In the heart of Maebashi City, central Japan, a groundbreaking discovery has shaken the grounds, revealing a treasure trove of 100,000 Kamakura coins, including the rare ‘Ban Liang,’ China’s inaugural unified currency. Let’s embark on a journey through time as we delve into the historical tapestry woven by these remarkable artifacts.
Ban Liang Coin: Tracing the Dynasty Era of China
As the dust settles, the star of the show emerges—the Ban Liang coin from 175 BC, a relic hailing from China’s first unified dynasty era. This tiny piece of history, measuring 2.3 centimeters in diameter, carries the weight of more than 2,000 years. With a 1-millimeter thickness and a distinctive 7-millimeter square hole, engraved characters for “Ban” and “Liang” tell tales of ancient transactions.
The coins, bundled in groups of 100, intricately connected by straw cords called ‘sashi,’ unveil a strategic hiding, possibly orchestrated during a tumultuous period of war and chaos. The Sojamachi district’s proximity to medieval Japanese residences suggests elite concerns and safety measures during times of warfare.

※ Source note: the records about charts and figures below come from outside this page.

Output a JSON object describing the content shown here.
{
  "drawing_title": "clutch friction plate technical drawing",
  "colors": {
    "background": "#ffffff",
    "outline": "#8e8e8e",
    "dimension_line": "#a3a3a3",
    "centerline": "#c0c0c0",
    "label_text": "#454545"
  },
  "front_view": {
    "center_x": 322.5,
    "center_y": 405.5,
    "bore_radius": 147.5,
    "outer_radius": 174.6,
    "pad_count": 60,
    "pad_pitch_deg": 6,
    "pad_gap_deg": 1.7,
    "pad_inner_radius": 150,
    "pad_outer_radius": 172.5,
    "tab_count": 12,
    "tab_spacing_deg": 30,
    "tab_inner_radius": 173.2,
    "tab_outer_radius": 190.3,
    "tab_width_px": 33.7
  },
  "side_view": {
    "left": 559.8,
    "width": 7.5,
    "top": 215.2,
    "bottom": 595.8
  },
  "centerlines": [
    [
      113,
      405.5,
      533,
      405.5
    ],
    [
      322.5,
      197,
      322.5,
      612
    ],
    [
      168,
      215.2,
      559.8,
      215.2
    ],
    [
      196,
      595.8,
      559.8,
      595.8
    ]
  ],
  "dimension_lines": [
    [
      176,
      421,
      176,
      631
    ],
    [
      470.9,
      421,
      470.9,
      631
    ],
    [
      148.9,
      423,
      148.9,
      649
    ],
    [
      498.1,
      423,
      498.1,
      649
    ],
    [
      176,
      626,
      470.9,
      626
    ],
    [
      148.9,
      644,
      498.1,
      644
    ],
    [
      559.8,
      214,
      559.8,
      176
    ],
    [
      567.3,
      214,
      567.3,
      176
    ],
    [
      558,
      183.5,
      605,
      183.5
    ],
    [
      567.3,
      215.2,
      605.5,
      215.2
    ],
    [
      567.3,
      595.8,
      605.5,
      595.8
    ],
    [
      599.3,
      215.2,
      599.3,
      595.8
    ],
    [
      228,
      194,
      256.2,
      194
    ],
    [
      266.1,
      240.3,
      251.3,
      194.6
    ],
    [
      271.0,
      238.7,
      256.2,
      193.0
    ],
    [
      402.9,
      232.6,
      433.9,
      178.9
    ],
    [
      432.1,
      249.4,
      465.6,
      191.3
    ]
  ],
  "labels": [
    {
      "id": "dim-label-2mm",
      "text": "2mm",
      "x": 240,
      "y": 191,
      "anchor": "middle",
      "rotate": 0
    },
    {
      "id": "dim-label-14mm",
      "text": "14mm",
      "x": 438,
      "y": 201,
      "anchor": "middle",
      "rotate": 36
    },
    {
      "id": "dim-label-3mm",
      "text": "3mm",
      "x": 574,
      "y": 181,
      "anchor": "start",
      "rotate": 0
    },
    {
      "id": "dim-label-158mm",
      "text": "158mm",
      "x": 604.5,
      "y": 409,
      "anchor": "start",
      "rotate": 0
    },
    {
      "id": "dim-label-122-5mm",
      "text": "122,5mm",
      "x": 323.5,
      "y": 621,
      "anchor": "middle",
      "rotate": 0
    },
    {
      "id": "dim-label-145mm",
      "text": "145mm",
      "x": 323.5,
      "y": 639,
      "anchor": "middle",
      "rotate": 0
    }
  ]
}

Revealing the Tapestry: Coins Across the Centuries
Officials from Maebashi municipal government meticulously examined 334 coins, unveiling at least 44 variants spanning from 175 BC to 1265 AD. These coins, with origins from China’s Western Han Dynasty to the Southern Song Dynasty, carry the legacy of the Ban Liang introduced by China’s inaugural emperor, Qin Shi Huang, around 210 BC.
The collection’s latest addition, dating back to 1265, hints at an interment during the Kamakura Period (1185-1333). The Maebashi City Government speculates the concealment for security reasons during the Kamakura Jidai, a historical era commencing with the rise of the Kamakura shogunate in AD 1192.

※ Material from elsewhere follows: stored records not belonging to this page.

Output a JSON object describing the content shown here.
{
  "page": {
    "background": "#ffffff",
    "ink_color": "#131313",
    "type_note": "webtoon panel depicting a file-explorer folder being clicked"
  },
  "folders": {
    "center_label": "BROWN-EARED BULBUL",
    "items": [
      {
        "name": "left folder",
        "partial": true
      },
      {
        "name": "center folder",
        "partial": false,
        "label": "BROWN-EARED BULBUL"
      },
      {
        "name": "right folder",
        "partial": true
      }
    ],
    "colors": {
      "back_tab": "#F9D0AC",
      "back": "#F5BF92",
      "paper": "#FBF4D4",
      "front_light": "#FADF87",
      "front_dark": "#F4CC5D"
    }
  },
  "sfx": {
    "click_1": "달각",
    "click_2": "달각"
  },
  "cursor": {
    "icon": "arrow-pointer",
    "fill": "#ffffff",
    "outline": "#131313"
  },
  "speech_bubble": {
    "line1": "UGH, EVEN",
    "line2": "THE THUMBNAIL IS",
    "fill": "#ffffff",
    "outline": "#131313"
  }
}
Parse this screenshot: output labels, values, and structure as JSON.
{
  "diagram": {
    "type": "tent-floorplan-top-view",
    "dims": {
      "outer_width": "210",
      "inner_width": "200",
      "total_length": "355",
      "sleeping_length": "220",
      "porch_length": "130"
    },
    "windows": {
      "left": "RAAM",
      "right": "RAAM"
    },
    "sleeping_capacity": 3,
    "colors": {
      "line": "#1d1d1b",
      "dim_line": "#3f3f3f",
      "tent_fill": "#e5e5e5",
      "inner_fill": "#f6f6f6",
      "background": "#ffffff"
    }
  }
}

Kamakura Jidai: Turbulence and the Rise of the Samurai
The Kamakura Jidai, marked by confrontations, Mongol invasions, and the rise of the samurai, ushered in a period of turmoil and conflict. Civil wars, uprisings, and territorial struggles among samurai clans defined this era, leading to the establishment of feudalism in Japan. The decline of the shogunate in 1333 during the Kemmu Restoration marked the end of this turbulent period.

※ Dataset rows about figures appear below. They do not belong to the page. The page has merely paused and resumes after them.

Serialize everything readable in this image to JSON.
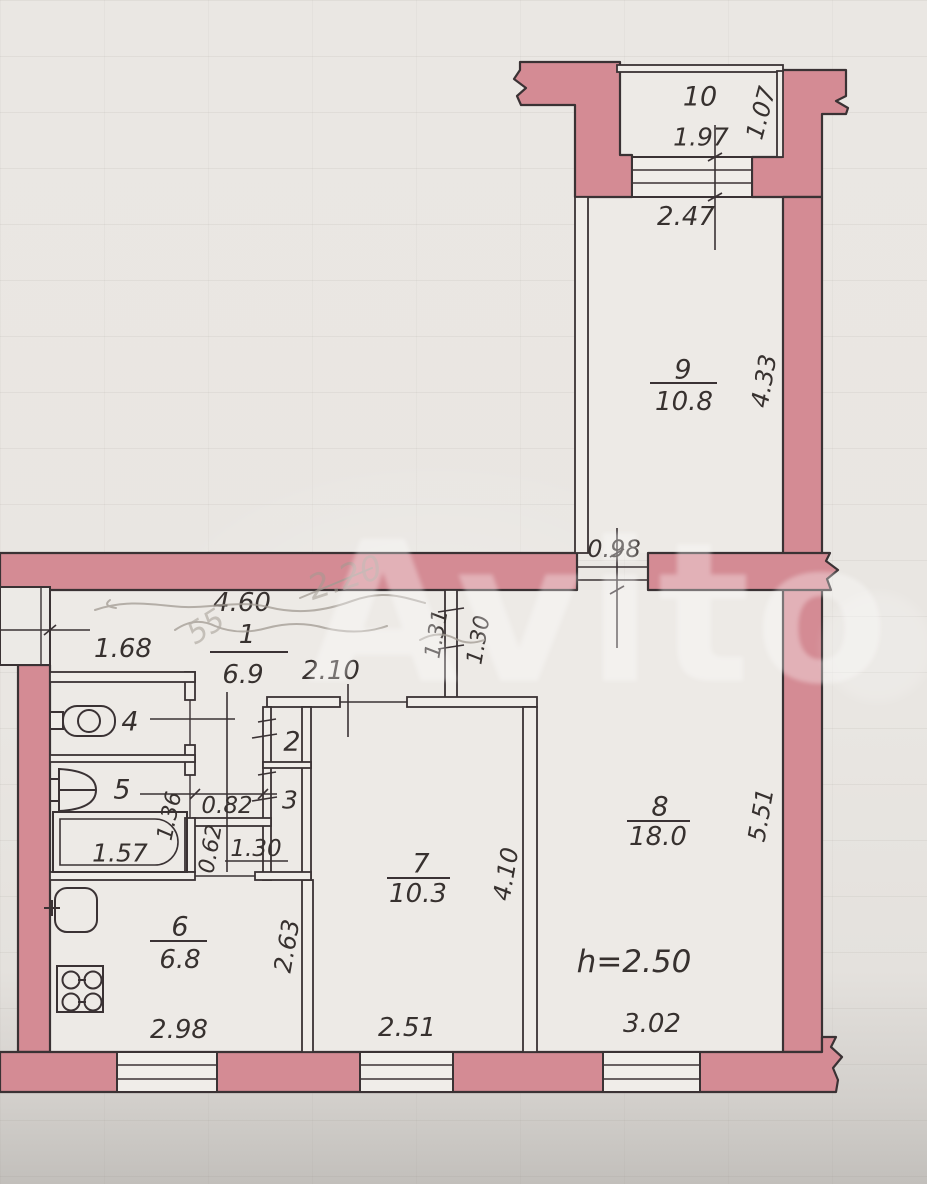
{
  "watermark": {
    "text": "Avito"
  },
  "pencil_notes": {
    "diagonal": "2.20",
    "left": "55"
  },
  "note": {
    "ceiling_height": "h=2.50"
  },
  "rooms": {
    "r1": {
      "number": "1",
      "area": "6.9"
    },
    "r2": {
      "number": "2"
    },
    "r3": {
      "number": "3"
    },
    "r4": {
      "number": "4"
    },
    "r5": {
      "number": "5"
    },
    "r6": {
      "number": "6",
      "area": "6.8"
    },
    "r7": {
      "number": "7",
      "area": "10.3"
    },
    "r8": {
      "number": "8",
      "area": "18.0"
    },
    "r9": {
      "number": "9",
      "area": "10.8"
    },
    "r10": {
      "number": "10"
    }
  },
  "dimensions": {
    "top_197": "1.97",
    "balcony_107": "1.07",
    "window_247": "2.47",
    "room9_433": "4.33",
    "door_098": "0.98",
    "hall_460": "4.60",
    "hall_168": "1.68",
    "door7_210": "2.10",
    "pass_131": "1.31",
    "pass_130": "1.30",
    "corr_082": "0.82",
    "bath_136": "1.36",
    "tub_157": "1.57",
    "corr_062": "0.62",
    "kdoor_130": "1.30",
    "kitchen_263": "2.63",
    "kwin_298": "2.98",
    "w7_251": "2.51",
    "w8_302": "3.02",
    "room7_410": "4.10",
    "room8_551": "5.51"
  },
  "colors": {
    "wall_fill": "#d48b94",
    "outline": "#3a3234",
    "paper": "#e9e6e2"
  }
}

Excavation Significance: From Kofun to Ritsuryo Period
Spanning one kilometer, the excavation site in Kozuke province signifies a central point from the late 3rd century to the late 7th century, transitioning from the Kofun to the Ritsuryo period. The area, encompassing Sosha burial mounds, San’o Temple Ruins, and Ueno Kokubunji Temple, highlights its historical importance.
The artifacts from the Sosha Village East 03 site are showcased in Maebashi City’s Otemachi district at the “Newly Excavated Cultural Artifacts Exhibition 2023,” open to the public until the 12th of this month, free of charge.